08. Heart attack

12.5K 1.1K 36
                                    

Tadi cowok itu berjalan ke arah tangga dekat ruang UKS, jadi Jane bisa turun lewat tangga dekat toilet cewek kelas sepuluh. Ternyata dugaan Jane salah besar, baru menuruni beberapa anak tangga dia berpapasan dengan Rino. Cowok itu tersenyum melihat mangsanya datang sendiri tanpa harus dia repot naik ke atas untuk menjemputnya.

"Wah, lo nantangin ya. Gue bilang tetap di atas aja. Tapi lo ngajak gue main. Mau ke mana lo?" tanya Rino tangannya memasukkan ponsel ke saku celananya. "Tapi lo harus tau lawan main lo siapa."

"Gue nggak mau digebukin sama lo Kak, peace Kak, ampun!" Jane membentuk jari tangannya tanda peace. Rino mengangkat dagunya tinggi.

"Tergantung. Gue nggak suka kasar sama cewek, tapi kalo ceweknya songong dan nggak bisa diajak ngomong baik-baik ya harus digebukin dulu."

Jane tidak bisa melangkah mundur lagi karena takut tergelincir di tangga, sementara Rino makin mendekat ke arahnya.

Kini Rino sudah berdiri tepat di depannya, undakan tangga Jane lebih tinggi tapi sosok Rino masih terlihat besar banget di hadapannya. Jane menundukkan kepala tidak sanggup berhadapan dengan Rino.

"Nunduk mulu? Lo nggak lihat ada orang di depan lo? Kalo ada orang ngomong itu liat mukanya, angkat wajah lo buruan!" Teriak Rino keras. Suaranya itu mengundang anak murid untuk mengintip ke tangga.

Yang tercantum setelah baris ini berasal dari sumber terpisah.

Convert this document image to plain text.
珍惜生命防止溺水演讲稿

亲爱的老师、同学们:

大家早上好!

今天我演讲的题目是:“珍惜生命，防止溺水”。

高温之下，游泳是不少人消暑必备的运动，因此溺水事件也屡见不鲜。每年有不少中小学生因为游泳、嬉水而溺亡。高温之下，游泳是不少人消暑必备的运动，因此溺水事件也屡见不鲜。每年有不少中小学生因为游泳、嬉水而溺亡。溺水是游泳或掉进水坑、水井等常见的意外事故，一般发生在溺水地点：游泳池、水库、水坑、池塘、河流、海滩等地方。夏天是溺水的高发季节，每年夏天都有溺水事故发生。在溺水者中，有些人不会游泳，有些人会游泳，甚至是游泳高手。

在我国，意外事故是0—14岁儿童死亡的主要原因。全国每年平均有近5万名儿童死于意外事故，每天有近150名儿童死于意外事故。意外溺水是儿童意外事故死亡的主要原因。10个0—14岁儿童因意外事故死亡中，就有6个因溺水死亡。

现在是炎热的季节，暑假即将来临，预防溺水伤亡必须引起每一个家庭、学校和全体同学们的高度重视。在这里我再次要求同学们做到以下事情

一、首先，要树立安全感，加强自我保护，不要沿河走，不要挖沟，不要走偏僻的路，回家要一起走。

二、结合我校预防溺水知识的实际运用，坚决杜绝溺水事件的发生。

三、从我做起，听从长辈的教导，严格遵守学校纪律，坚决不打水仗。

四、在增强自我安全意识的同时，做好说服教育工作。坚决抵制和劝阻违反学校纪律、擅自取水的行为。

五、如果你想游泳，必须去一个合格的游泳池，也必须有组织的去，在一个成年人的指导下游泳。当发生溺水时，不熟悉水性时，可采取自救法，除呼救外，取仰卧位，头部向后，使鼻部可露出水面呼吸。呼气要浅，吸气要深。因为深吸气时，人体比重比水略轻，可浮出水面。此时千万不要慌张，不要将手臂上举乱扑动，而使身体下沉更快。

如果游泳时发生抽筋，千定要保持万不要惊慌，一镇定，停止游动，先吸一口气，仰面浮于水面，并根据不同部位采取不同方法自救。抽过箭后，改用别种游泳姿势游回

Banyakan sih anak kelas sepuluh yang tidak bisa di harapkan, tidak ada yang berani melawan Rino. Lagian siapa yang bisa dia harapkan untuk menolongnya? Sejauh ini belum ada orang yang berani dengan Rino, kalau pun ada sudah pasti itu orang luar. Musuh abadinya.

Pelan-pelan Jane mengangkat wajahnya memandang Rino tepat di manik matanya.

"Bagus, sekarang udah mulai berani liat wajah gue!" seru Rino merasa dilecehkan.

Serba salah. Maunya cowok ini apa sih?

Sekitar tempat itu dipadati anak murid yang penasaran dengan sosok yang tengah berhadapan dengan Rino. Ternyata cewek anak kelas sebelas dengan tinggi yang tidak lebih dari 160 cm.

Ck. Rino mendecak kesal lalu mengamit tangan Jane menyeret cewek itu menuruni tangga menuju lapangan basket, Jane tidak mampu memberontak, kalau memberontak semua pasti akan lebih buruk lagi. Dia harus pasrah sedikit aja agar tidak membuat Rino kalap.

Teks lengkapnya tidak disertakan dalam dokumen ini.